Première vibration pour "La huitième vibration" de Carlo Lucarelli !
Je vous l’avoue : j’ai pensé arrêter ma lecture de ce livre au moins cinq fois. Quelle erreur j’aurais faite ! C’était seulement une question d’attitude, d’attente
ou même de façon de lire. Si je n’avais pas compris l’invitation que me faisait l’auteur, j’aurais passé à côté d’un excellent livre et surtout, je n’aurais pas eu la chance d’apprécier, jusqu’au
bout, un romancier qu’il me tarde de mieux connaître.
Commençons donc par mon désenchantement ! La lecture de la 4e de couverture m’avait complètement séduit. Une galerie de personnages tout aussi loufoques les uns que
les autres, un petit village africain envahi par des Italiens colonisateurs, des Africains résignés (??), une mi-sorcière et une petite fille qui danse inlassablement dans un climat d’histoires
d’amour, de trahison et de préparation d’une guerre, gagnée d’avance. Il n’y avait qu’un pas à faire pour penser se retrouver dans le réalisme magique des sud-américains ... Oh que non
!!!
Les premiers chapitres nous plongent dans cette atmosphère chaude et humide de l’Afrique orientale.
Tout le monde sue ... le lecteur, aussi. L’ensemble des personnages nous est présenté à tour de rôle, en action, en histoire ... et en photographie. On arrive
difficilement à faire des liens entre les différents chapitres, entre les personnages et l’action qui se déroule. Je cherchais l’histoire, je devais me laisser bercer par les histoires. Plus
tard, au courant de notre lecture, on comprend toute l’importance de cette présentation de personnages dans les premières pages du livre.
Page 99 ! Je referme le livre en me disant que j’avais fait tous les efforts; l’auteur m’avait perdu ! Je repose le livre et comme d’habitude: REMORDS.
Je lui laisse une dernière chance.
Page 100 ! Un personnage prend l’autre par la main: «Pour l’amener chez lui, le zaptiè l’avait pris par la main ... puis il s’était rappelé que c’est ainsi
qu’on fait à Massaoua, jeunes et vieux marchent dans la rue, doigts emmêlés, comme les enfants ...» Voilà, j’avais trouvé le mode d’emploi de ce roman. me laisser prendre par la main,
marcher dans ce village en regardant les gens vivre, en entrant dans les maisons, les salons ... et les chambres, en épiant les militaires préparant cette guerre inévitable, en souriant de
l’incompétence, de la désorganisation et de la malhonnêteté de certains dirigeants et même, parfois, en assistant à certains ébats amoureux licites ou illicites.

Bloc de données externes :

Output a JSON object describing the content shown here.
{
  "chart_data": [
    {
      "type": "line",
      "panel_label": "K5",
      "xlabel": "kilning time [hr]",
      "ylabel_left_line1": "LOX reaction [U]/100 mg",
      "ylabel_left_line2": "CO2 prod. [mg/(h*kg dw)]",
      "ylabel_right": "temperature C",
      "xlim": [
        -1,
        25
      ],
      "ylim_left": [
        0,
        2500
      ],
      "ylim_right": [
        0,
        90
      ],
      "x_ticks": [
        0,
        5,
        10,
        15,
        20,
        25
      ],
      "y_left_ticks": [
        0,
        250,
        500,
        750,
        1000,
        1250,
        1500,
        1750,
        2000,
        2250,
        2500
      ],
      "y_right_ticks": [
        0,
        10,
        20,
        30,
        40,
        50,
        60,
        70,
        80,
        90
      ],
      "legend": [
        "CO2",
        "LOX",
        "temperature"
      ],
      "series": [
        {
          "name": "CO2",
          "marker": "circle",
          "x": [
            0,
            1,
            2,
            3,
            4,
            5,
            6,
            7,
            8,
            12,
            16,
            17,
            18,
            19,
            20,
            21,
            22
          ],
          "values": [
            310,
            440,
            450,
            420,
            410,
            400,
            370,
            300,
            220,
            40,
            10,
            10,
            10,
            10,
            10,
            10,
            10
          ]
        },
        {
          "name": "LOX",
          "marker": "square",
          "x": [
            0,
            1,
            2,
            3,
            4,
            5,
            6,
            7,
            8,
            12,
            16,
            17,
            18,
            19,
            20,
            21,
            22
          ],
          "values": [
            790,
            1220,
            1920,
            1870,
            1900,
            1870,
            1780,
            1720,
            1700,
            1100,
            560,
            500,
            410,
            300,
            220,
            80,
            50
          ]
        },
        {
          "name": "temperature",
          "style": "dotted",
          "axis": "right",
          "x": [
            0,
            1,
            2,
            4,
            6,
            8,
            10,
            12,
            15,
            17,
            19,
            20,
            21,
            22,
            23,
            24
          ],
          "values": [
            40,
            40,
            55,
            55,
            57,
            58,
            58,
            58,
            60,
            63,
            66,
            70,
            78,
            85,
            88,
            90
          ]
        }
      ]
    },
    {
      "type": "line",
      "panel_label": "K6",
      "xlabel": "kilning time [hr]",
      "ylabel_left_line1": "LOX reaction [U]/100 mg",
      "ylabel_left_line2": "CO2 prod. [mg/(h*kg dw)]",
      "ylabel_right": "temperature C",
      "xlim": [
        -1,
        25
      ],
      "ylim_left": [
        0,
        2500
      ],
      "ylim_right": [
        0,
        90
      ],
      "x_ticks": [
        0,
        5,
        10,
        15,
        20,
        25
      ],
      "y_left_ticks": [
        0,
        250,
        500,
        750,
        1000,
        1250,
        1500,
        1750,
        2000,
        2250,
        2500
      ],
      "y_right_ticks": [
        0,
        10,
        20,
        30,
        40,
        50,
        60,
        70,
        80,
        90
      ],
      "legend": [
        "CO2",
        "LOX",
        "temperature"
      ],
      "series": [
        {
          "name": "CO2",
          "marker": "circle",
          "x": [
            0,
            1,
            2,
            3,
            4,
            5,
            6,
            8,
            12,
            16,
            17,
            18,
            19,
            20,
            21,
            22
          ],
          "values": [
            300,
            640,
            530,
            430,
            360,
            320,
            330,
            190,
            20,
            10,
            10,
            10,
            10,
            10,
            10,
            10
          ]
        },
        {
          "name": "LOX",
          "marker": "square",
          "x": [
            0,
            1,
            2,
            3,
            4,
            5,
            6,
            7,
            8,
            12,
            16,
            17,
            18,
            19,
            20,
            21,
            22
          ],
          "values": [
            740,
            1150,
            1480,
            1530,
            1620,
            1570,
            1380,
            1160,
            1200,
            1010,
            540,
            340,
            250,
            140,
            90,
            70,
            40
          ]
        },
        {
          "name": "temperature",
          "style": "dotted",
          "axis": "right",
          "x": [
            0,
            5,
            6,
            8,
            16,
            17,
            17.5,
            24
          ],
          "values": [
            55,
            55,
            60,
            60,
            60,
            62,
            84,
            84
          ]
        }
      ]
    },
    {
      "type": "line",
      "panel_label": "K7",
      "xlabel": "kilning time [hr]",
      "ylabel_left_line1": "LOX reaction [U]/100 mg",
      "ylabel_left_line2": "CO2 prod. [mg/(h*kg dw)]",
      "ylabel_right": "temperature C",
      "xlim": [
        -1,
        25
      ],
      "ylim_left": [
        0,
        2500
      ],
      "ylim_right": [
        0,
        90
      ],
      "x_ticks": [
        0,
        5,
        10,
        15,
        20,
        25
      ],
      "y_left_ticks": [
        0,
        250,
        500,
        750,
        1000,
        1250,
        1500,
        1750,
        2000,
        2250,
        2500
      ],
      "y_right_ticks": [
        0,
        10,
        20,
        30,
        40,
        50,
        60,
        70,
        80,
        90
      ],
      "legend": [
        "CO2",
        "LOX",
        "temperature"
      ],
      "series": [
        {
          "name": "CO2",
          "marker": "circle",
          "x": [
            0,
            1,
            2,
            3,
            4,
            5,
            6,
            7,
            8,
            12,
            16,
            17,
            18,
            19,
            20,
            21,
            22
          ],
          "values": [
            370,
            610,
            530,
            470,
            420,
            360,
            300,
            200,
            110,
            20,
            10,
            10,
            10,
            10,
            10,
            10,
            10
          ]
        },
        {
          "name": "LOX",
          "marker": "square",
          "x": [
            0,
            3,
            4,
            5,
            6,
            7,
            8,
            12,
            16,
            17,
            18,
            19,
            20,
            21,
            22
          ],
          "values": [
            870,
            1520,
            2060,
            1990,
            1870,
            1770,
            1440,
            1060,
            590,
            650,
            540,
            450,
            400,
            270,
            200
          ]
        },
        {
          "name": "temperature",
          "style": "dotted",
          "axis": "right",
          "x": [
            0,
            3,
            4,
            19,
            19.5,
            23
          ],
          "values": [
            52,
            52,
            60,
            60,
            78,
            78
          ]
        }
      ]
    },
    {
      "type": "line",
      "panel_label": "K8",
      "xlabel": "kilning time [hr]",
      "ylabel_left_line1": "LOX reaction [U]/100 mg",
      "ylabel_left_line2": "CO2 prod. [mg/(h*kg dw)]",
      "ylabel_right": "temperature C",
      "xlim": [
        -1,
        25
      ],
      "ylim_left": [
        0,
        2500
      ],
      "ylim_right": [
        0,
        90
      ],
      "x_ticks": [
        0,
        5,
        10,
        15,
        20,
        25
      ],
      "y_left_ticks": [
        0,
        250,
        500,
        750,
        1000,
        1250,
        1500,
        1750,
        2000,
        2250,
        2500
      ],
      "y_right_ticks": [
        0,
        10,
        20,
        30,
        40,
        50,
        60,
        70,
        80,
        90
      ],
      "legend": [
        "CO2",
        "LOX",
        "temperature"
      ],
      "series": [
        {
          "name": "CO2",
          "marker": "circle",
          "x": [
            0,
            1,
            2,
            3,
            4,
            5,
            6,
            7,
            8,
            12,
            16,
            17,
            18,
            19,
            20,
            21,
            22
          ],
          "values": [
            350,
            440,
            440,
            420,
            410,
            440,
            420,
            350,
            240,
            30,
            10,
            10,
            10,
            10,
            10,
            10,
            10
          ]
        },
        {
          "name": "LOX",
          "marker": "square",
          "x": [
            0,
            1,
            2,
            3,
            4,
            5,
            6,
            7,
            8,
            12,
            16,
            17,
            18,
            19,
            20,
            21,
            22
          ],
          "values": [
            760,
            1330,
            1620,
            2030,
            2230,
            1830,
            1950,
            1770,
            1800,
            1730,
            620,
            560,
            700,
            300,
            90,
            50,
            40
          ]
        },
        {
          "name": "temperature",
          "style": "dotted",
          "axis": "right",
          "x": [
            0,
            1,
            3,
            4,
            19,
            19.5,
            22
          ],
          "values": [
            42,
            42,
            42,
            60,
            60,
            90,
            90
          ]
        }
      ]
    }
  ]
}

En me laissant guider par ce plaisir de voyeur, en me promenant, de chapitre en chapitre, en découvrant chaque personnage pour ce qu’il est, en suivant les
événements, un par un, sans chercher à faire de liens et même, en me faisant ami avec certains d’entre eux, je me suis laissé porter par un bonheur de lecture bien particulier ... que je
recommande sans réserve.
Oui quand même ... pas une réserve mais un avertissement: Commencez votre lecture en vous disant que chaque chaque chapitre, chaque personnage est un roman en soi.

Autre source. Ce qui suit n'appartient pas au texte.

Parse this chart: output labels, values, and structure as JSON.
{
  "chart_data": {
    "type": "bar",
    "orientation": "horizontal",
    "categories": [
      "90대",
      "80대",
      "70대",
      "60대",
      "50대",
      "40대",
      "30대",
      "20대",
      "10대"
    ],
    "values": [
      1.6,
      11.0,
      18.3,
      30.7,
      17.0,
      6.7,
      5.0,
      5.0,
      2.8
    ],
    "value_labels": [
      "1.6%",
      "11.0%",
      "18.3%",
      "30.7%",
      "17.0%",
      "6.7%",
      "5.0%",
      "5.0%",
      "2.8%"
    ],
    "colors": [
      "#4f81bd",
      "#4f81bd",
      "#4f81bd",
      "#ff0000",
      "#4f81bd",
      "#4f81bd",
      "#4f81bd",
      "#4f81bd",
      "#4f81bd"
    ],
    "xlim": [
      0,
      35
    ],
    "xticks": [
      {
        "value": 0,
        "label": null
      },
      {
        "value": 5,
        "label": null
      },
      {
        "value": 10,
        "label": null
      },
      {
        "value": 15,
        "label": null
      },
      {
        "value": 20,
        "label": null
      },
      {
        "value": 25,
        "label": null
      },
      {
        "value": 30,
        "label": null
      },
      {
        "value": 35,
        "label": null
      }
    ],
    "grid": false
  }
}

Puis, à un moment donné, vous vous rendrez compte qu’il y a un fil conducteur, une trame qui tisse un lien entre chacun ces personnages. Oui, oui, laissez-vous porter par la beauté de Aïcha, les
amours de Cristina, l’éloquence des silences de Sciortino, Serra, un carabinier prêt à «tout» pour arrêter un tueur d’enfants, le discours politique de Pasolini qui combat complètement nu pour ne
pas s’identifier à l’armée et à la guerre, les rêves économiques de Léo, les préparatifs militaires du lieutenant Amara et du capitaine Branciamore. Et tout cela, dans la chaleur prégnante du
village de Massaoua.
Pour ma part, j’ai adoré le personnage de Pasquale Sciortino, soldat, bègue et un peu niais mais qui manifeste une tendresse toute particulière à son petit plan de
fèves et à la femme qu’il aime. « ...il fit un rêve érotique comme il en faisait, beaucoup d’imagination et peu de souvenirs, car Sciortino ne l’avait pas encore fait avec personne,
jamais, pas même aux pâturages, avec les brebis.»

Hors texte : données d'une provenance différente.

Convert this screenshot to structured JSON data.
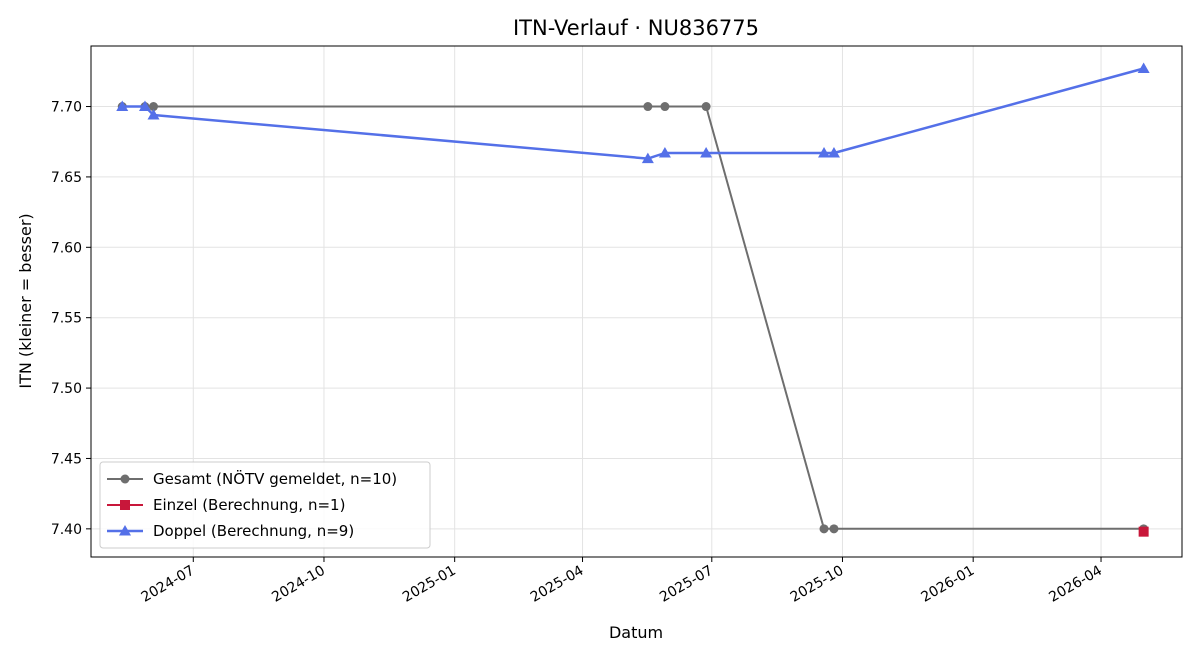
{
  "chart_data": {
    "type": "line",
    "title": "ITN-Verlauf · NU836775",
    "xlabel": "Datum",
    "ylabel": "ITN  (kleiner = besser)",
    "x_ticks": [
      "2024-07",
      "2024-10",
      "2025-01",
      "2025-04",
      "2025-07",
      "2025-10",
      "2026-01",
      "2026-04"
    ],
    "y_ticks": [
      "7.40",
      "7.45",
      "7.50",
      "7.55",
      "7.60",
      "7.65",
      "7.70"
    ],
    "xlim": [
      "2024-04-20",
      "2026-05-28"
    ],
    "ylim": [
      7.38,
      7.743
    ],
    "grid": true,
    "legend_position": "lower-left",
    "series": [
      {
        "name": "Gesamt (NÖTV gemeldet, n=10)",
        "color": "#6e6e6e",
        "marker": "circle",
        "points": [
          {
            "x": "2024-05-12",
            "y": 7.7
          },
          {
            "x": "2024-05-28",
            "y": 7.7
          },
          {
            "x": "2024-06-03",
            "y": 7.7
          },
          {
            "x": "2025-05-17",
            "y": 7.7
          },
          {
            "x": "2025-05-29",
            "y": 7.7
          },
          {
            "x": "2025-06-27",
            "y": 7.7
          },
          {
            "x": "2025-09-18",
            "y": 7.4
          },
          {
            "x": "2025-09-25",
            "y": 7.4
          },
          {
            "x": "2026-05-01",
            "y": 7.4
          }
        ]
      },
      {
        "name": "Einzel (Berechnung, n=1)",
        "color": "#c8173a",
        "marker": "square",
        "points": [
          {
            "x": "2026-05-01",
            "y": 7.398
          }
        ]
      },
      {
        "name": "Doppel (Berechnung, n=9)",
        "color": "#5470e8",
        "marker": "triangle",
        "points": [
          {
            "x": "2024-05-12",
            "y": 7.7
          },
          {
            "x": "2024-05-28",
            "y": 7.7
          },
          {
            "x": "2024-06-03",
            "y": 7.694
          },
          {
            "x": "2025-05-17",
            "y": 7.663
          },
          {
            "x": "2025-05-29",
            "y": 7.667
          },
          {
            "x": "2025-06-27",
            "y": 7.667
          },
          {
            "x": "2025-09-18",
            "y": 7.667
          },
          {
            "x": "2025-09-25",
            "y": 7.667
          },
          {
            "x": "2026-05-01",
            "y": 7.727
          }
        ]
      }
    ]
  }
}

Évidemment, on connaît la fin de cette histoire mais on s’y laisse amener avec beaucoup de plaisir. L’écriture de Lucarelli est tout à fait spéciale, d’une poésie
toute empreinte de sensations. L’auteur décrit l’atmosphère et le climat tellement bien ... que même en hiver, ici au Québec, on se prend avoir chaud ( avec le feu de foyer, j’avoue que ça aide
...).
Je ne connaissais pas du tout, Carlo Lucarelli. Mais j’ai vraiment l’intention de mieux comprendre cet auteur de romans policiers qui vit à Bologne et qui met
en scène des Italiens en Afrique en disant qu’il commençait avec «La huitième vibration», sa deuxième vie d’écrivain. J’explorerai donc ses premiers romans (comme
«Almost Blue») avec son personnage fétiche de l’inspectrice Grazia Negra et aussi, j’irai probablement découvrir un polar historique comme «L’Île de l’ange
déchu».
Je vous propose certains extraits pouvant illustrer le ton de ce roman:
«Sa tâche était de faire disparaître la marchandise inexistante au moment du débarquement à Massaoua ... Faire disparaître quelque chose qui existe n’est
pas difficile, il suffit de la voler. Mais pour faire disparaître quelque chose qui n’a jamais existé, c’est différent. Il faut la Magie.»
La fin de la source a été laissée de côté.